Le “calendrier alternatif” de Flores concerne, – comme toujours, – une attaque des démocrates contre Trump, à l’occasion de la crise-Covid19, notamment par l’intermédiaire des pressions et des décisions des deux puissants gouverneurs Cuomo et Newsom. Il est vrai que Covid19 a absolument bouleversé la situation politique aux USA.

La campagne des présidentielles est à l’arrêt, comme l’économie. Cette situation, ajoutée à une intervention de la Cour Suprême à la demande des républicains concernant la procédure de vote dans le cadre de la pandémie, alimentent les rumeurs selon lesquelles Trump pourrait être tenté de reporter les élections présidentielles, ou intervenir d’une autre façon. C’est dans ce cas qu’on évoque les hypothèses sécessionnistes, aussi bien qu’une intervention de l’armée du type-Bolsanaro.

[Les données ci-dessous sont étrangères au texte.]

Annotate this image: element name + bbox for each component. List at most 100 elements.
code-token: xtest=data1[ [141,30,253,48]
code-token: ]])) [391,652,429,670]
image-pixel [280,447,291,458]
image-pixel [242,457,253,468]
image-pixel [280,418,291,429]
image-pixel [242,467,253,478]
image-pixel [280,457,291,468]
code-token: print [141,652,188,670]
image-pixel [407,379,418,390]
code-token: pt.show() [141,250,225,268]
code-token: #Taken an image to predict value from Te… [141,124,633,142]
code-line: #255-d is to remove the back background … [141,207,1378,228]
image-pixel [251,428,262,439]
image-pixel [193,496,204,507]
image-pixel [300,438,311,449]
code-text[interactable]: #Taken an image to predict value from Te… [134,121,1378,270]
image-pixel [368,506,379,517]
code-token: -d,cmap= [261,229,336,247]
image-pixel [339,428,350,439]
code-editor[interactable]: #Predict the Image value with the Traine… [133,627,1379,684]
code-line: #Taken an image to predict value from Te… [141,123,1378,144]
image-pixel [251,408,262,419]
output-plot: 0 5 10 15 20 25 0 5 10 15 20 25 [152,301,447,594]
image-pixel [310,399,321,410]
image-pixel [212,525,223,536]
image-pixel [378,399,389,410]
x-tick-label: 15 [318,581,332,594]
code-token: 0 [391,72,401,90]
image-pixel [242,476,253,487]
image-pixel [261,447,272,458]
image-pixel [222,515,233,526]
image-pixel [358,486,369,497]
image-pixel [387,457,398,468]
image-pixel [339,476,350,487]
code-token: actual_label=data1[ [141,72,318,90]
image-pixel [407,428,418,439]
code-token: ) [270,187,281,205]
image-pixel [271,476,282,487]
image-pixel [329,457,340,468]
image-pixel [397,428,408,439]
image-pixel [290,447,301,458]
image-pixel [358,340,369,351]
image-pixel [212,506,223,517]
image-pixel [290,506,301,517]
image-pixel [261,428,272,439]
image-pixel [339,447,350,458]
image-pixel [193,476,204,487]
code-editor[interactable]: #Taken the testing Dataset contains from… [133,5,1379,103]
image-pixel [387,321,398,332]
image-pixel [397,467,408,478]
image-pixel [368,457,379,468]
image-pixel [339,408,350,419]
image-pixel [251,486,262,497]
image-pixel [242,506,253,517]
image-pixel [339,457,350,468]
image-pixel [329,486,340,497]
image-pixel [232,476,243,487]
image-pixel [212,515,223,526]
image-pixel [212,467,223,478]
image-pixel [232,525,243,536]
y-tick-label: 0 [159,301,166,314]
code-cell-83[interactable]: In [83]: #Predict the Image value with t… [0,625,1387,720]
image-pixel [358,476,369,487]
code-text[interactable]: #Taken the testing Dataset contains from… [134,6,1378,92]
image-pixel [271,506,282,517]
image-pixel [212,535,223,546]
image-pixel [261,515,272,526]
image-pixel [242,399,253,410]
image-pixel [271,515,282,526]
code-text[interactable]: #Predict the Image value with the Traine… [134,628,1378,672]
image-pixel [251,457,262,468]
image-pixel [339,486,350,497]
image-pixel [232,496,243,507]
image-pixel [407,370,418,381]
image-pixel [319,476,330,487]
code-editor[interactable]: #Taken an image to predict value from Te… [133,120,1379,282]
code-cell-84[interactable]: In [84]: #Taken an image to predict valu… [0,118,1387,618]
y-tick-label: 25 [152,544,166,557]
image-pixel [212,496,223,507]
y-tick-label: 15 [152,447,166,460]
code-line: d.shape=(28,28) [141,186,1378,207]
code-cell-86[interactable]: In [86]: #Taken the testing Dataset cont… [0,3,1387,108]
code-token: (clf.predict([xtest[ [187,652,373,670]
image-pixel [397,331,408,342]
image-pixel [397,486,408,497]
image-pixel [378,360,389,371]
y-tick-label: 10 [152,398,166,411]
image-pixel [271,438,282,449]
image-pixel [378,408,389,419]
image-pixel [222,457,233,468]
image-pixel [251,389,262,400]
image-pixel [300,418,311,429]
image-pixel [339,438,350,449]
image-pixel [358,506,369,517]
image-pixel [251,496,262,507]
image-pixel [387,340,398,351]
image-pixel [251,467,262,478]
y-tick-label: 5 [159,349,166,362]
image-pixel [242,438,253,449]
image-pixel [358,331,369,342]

Le problème est que, face au problème-Trump il y a le problème-Biden. Le problème est que l’alternative à l’actuel président, – une victoire de Biden, – est aussi catastrophique que le président reconduit, quelque haine démocrate que l’on éprouve à son encontre.  Jim Kunstler  fait une description hilarante du pauvre Biden et je ne peux résister à mon devoir d’information, qui m’invite au plaisir de citer les deux premiers paragraphes ; l’on y voit le pauvre Biden enfermé, pardon “confiné” (Covid19 oblige !) dans la cave de sa maison par les porte-flingues du parti démocrate pour éviter l’une de ses désastreuses sorties publiques... On garde le texte en anglais, essentiellement pour la déclaration de Biden, qu’on imagine d’ores et déjà empaillé avec son haut-de-forme et ses superbes claquettes pour son inauguration et sa prestation de serment de janvier 2021 :

« These are strange days, indeed. But in what alternative universe can anyone imagine Joe Biden actually making it through a presidential election campaign ? The party he supposedly leads stuffed him into a broom closet last week after he gibbered through a session with CNN’s leading light Anderson Cooper. They can’t just hide the poor fellow there until November 3.
» Asked about reopening everyday life in America, Mr. Biden said, “You know, there’s a… uh, during World War II, uh… you know, where Roosevelt came up with… a thing, uh, that, uh… you know, was totally different than a… than the… the, it’s called… he called it the… you know, the World War II… he had the war… the War Production Board….” »

Voilà un résumé bien incomplet de la situation extrêmement compliquée où se trouvent les USA aujourd’hui : un président très affaibli embourbé dans une épouvantable pandémie et tenu à bout de bras par tel ou tel pouvoir, avec un adversaire sur la voie d’une sénilité achevée ; et deux gouverneurs démocrates puissants à la tête de deux des plus puissants États de l’Union, qui ne cessent d’affirmer leurs pouvoirs constitutionnels dans un domaine extrêmement ambigu, argument de toutes les querelles internes conduisant aux situations de guerre civile. Pour verrouiller cette bouilloire proche du point de l’ébullition, cette haine sans retour dont j’ai déjà parlé, qui est le détonateur le plus efficace et de la plus grande puissance qu’on puisse imaginer.

Il sera bien difficile d’éviter l’explosion, et je pense que l’on doit être plus que jamais porté à penser qu’elle se fera effectivement du côté du droit des États contre le centre, c’est-à-dire en perspective des affaires de nullification affirmée, sur la voie d’une sécession ou d’une complète révision du fédéralisme, – avec bien entendu l’hypothèque d’une intervention des militaires, mais ils ne pourraient éviter la nécessité d’un compromis politique avec les États de l’Union. Il y a une complète logique (métahistorique, bien sûr)  dans cette hypothèse, dans la mesure où l’événement entrevu offrirait le pendant géopolitique à la crise-Covid19, pour compléter celle-ci et achevant de donner sa véritable forme à la Grande Crise d’Effondrement du Système (GCES). Ce n’est pas nouveau ici, où l’on tient l’hypothèse de la déstructuration des USA comme un passage fondamental pour établir fermement l’effondrement du Système.

... Quoi qu’il en soit, qui pourrait imaginer perturbateur plus éhonté et fouteur de désordre que ce Covid19 aux USA ? Une fois de plus, les événements cosmiques rassemblent les forces et les dynamiques pour faire de ce 3 novembre 2020 un perfect storm. On se prépare aux surprises de référence métahistorique.